La NCAA se rapproche d’une rémunération pour l’image des athlètes-étudiants

Ce n’est plus qu’une question de temps : selon l’Associated Press, la NCAA devrait bientôt trancher sur une législation qui autoriserait les athlètes-étudiants de Division I à bénéficier de leur image dès la saison prochaine, en 2021.

Un groupe de réflexion composé d’administrateurs universitaires discute de recommendations sur une nouvelle législation qui permettrait aux athlètes-étudiants d’être rémunérés pour leur nom et leur image. Ils enverront, ensuite, la notice au Conseil d’Administration de la NCAA, qui se réunit lundi et mardi (27 et 28 avril) pour voter sur la loi.

Que cela comprendrait-il ?

Les athlètes-étudiants pourraient signer des contrats ou des sponsors avec une multitude d’entreprises, allant de concessionnaires automobiles à des concerts ou des vendeurs de pizzas, selon une personne qui a examiné les recommendations.
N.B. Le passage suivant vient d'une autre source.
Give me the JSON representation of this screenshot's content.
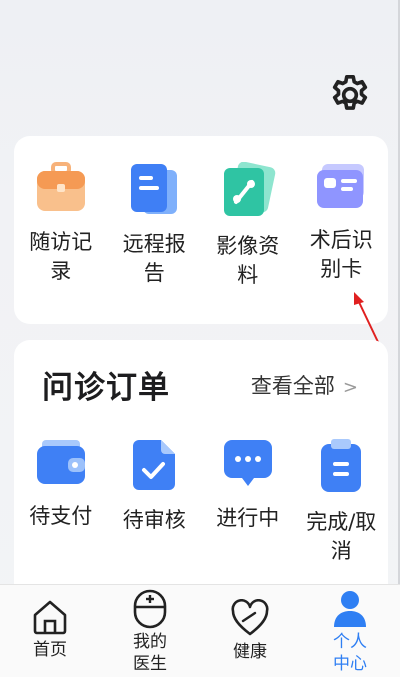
{
  "header": {
    "settings_icon": "gear-icon"
  },
  "services": [
    {
      "label": "随访记录",
      "icon": "briefcase-icon",
      "color": "#f7a25a"
    },
    {
      "label": "远程报告",
      "icon": "report-icon",
      "color": "#3f7ff5"
    },
    {
      "label": "影像资料",
      "icon": "image-icon",
      "color": "#2fc4a3"
    },
    {
      "label": "术后识别卡",
      "icon": "id-card-icon",
      "color": "#8f95ff"
    }
  ],
  "orders": {
    "title": "问诊订单",
    "view_all": "查看全部",
    "items": [
      {
        "label": "待支付",
        "icon": "wallet-icon"
      },
      {
        "label": "待审核",
        "icon": "review-icon"
      },
      {
        "label": "进行中",
        "icon": "chat-icon"
      },
      {
        "label": "完成/取消",
        "icon": "clipboard-icon"
      }
    ]
  },
  "tabbar": [
    {
      "label": "首页",
      "icon": "home-icon",
      "active": false
    },
    {
      "label": "我的医生",
      "icon": "doctor-icon",
      "active": false
    },
    {
      "label": "健康",
      "icon": "heart-icon",
      "active": false
    },
    {
      "label": "个人中心",
      "icon": "user-icon",
      "active": true
    }
  ],
  "colors": {
    "accent": "#2f7ff3",
    "annotation_arrow": "#e02020"
  }
}
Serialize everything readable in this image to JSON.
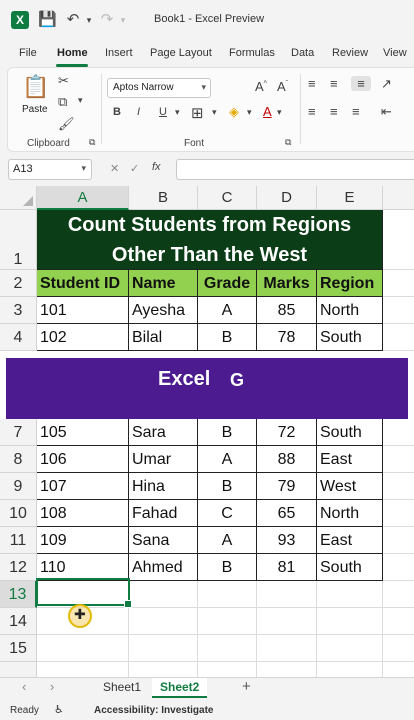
{
  "titlebar": {
    "doc_title": "Book1 - Excel Preview",
    "icons": [
      "excel-logo",
      "save-icon",
      "undo-icon",
      "redo-icon"
    ]
  },
  "tabs": [
    "File",
    "Home",
    "Insert",
    "Page Layout",
    "Formulas",
    "Data",
    "Review",
    "View"
  ],
  "active_tab": "Home",
  "ribbon": {
    "clipboard": {
      "paste_label": "Paste",
      "group_label": "Clipboard"
    },
    "font": {
      "font_name": "Aptos Narrow",
      "font_size": "",
      "group_label": "Font"
    }
  },
  "formula_bar": {
    "name_box": "A13",
    "formula": ""
  },
  "columns": [
    "A",
    "B",
    "C",
    "D",
    "E"
  ],
  "rows": [
    "1",
    "2",
    "3",
    "4",
    "7",
    "8",
    "9",
    "10",
    "11",
    "12",
    "13",
    "14",
    "15"
  ],
  "sheet": {
    "title_line1": "Count Students from Regions",
    "title_line2": "Other Than the West",
    "headers": [
      "Student ID",
      "Name",
      "Grade",
      "Marks",
      "Region"
    ],
    "records": [
      [
        "101",
        "Ayesha",
        "A",
        "85",
        "North"
      ],
      [
        "102",
        "Bilal",
        "B",
        "78",
        "South"
      ],
      [
        "105",
        "Sara",
        "B",
        "72",
        "South"
      ],
      [
        "106",
        "Umar",
        "A",
        "88",
        "East"
      ],
      [
        "107",
        "Hina",
        "B",
        "79",
        "West"
      ],
      [
        "108",
        "Fahad",
        "C",
        "65",
        "North"
      ],
      [
        "109",
        "Sana",
        "A",
        "93",
        "East"
      ],
      [
        "110",
        "Ahmed",
        "B",
        "81",
        "South"
      ]
    ]
  },
  "banner": {
    "text": "Excel",
    "mark": "G"
  },
  "sheet_tabs": [
    "Sheet1",
    "Sheet2"
  ],
  "active_sheet": "Sheet2",
  "status": {
    "ready": "Ready",
    "accessibility": "Accessibility: Investigate"
  },
  "colors": {
    "excel_green": "#107c41",
    "title_fill": "#0b3d17",
    "header_fill": "#92d050",
    "banner_fill": "#4b1b8f"
  }
}
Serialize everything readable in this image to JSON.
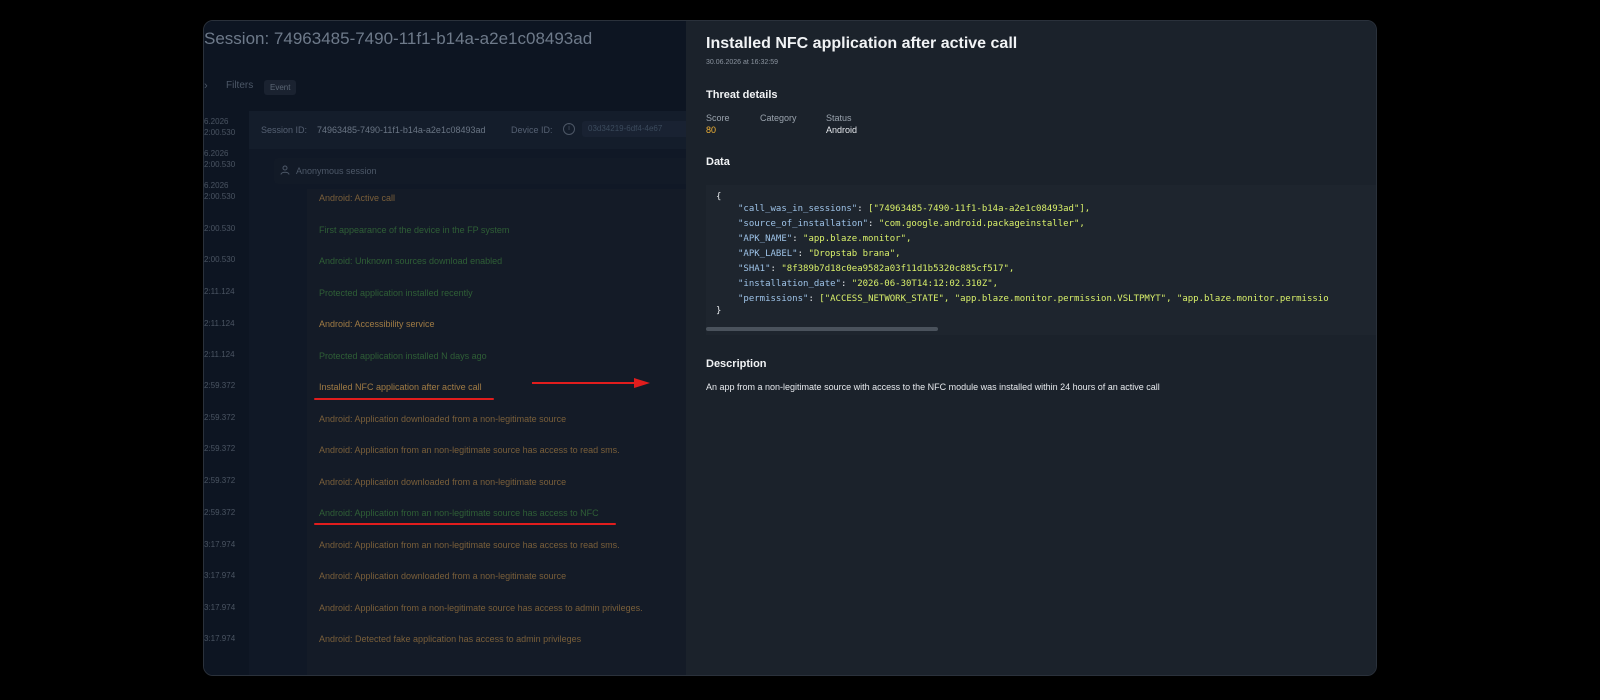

Un accord contractuel pourrait également être signé avec des boosters de leur propre université, aussi longtemps qu’aucun élément représentant l’école n’est utilisé.

Evidemment, les athlètes-étudiants devront divulguer les termes financiers et les individus impliqués de leur(s) contrat(s) auprès de leur département athlétique. Tout manquement au partage de ces termes pourrait compromettre l’éligibilité des athlètes-étudiants.

La prochaine législation universitaire pourrait se rapprocher d’un modèle d’une économie de marché libérale. Toutefois, la ligue universitaire devrait également mettre en place un mécanisme afin d’évoluer les contrats et de savoir s’il respecte un marché équitable et s’il ne tombe pas dans la corruption.

Les recommandations devraient être la base d’une nouvelle législation que la NCAA veut juger dès le mois de janvier, pour qu’elle soit en vigueur dès 2021.

Au-delà de la possibilité de contracter des sponsors, les recommandations peuvent aussi autoriser les athlètes-étudiants à signer des autographes contre de l’argent, à vendre leurs propres articles (tels que ceux d’une marque vestimentaire, par exemple) ainsi qu’à être rémunéré pour des apparitions publiques ou en tant qu’instructeurs dans leur propre sport.

Trevor Lawrence pourrait monter sa propre académie de passes.

explique la personne qui a examiné les recommandations du groupe de réflexion contacté par l’Associated Press.

La NCAA a été forcé d’évoluer sur la question de la rémunération des athlètes-étudiants depuis que l’Etat de Californie a autorisé les athlètes universitaires à profiter de leur propre image en octobre 2019. Signée par le Gouverneur de l’Etat, Gavin Newsom, cette nouvelle législation n’entrera en vigueur qu’en 2023.

Une telle décision unilatérale a ouvert la brèche au sein de la NCAA, qui avait monté le groupe de réflexion en question à l’heure actuelle dès la fin du mois d’octobre 2019 afin de moderniser les lois et politiques universitaires.

Les recommandations proposées par le groupe de réflexion doivent encore être approuvées, retoquées ou rejetées par la NCAA. Ce n’est pas encore fini.

Une réponse est proche et celle-ci pourrait modifier fondamentalement le paradigme de l’amateurisme dans le monde des sports universitaires. Jusque-là fondé sur un modèle archaïque, l’évolution de l’offre de la G-League a secoué un peu plus les fondations de la NCAA et a rappelé à la ligue que la situation nécessitait une évolution immédiate de sa législation.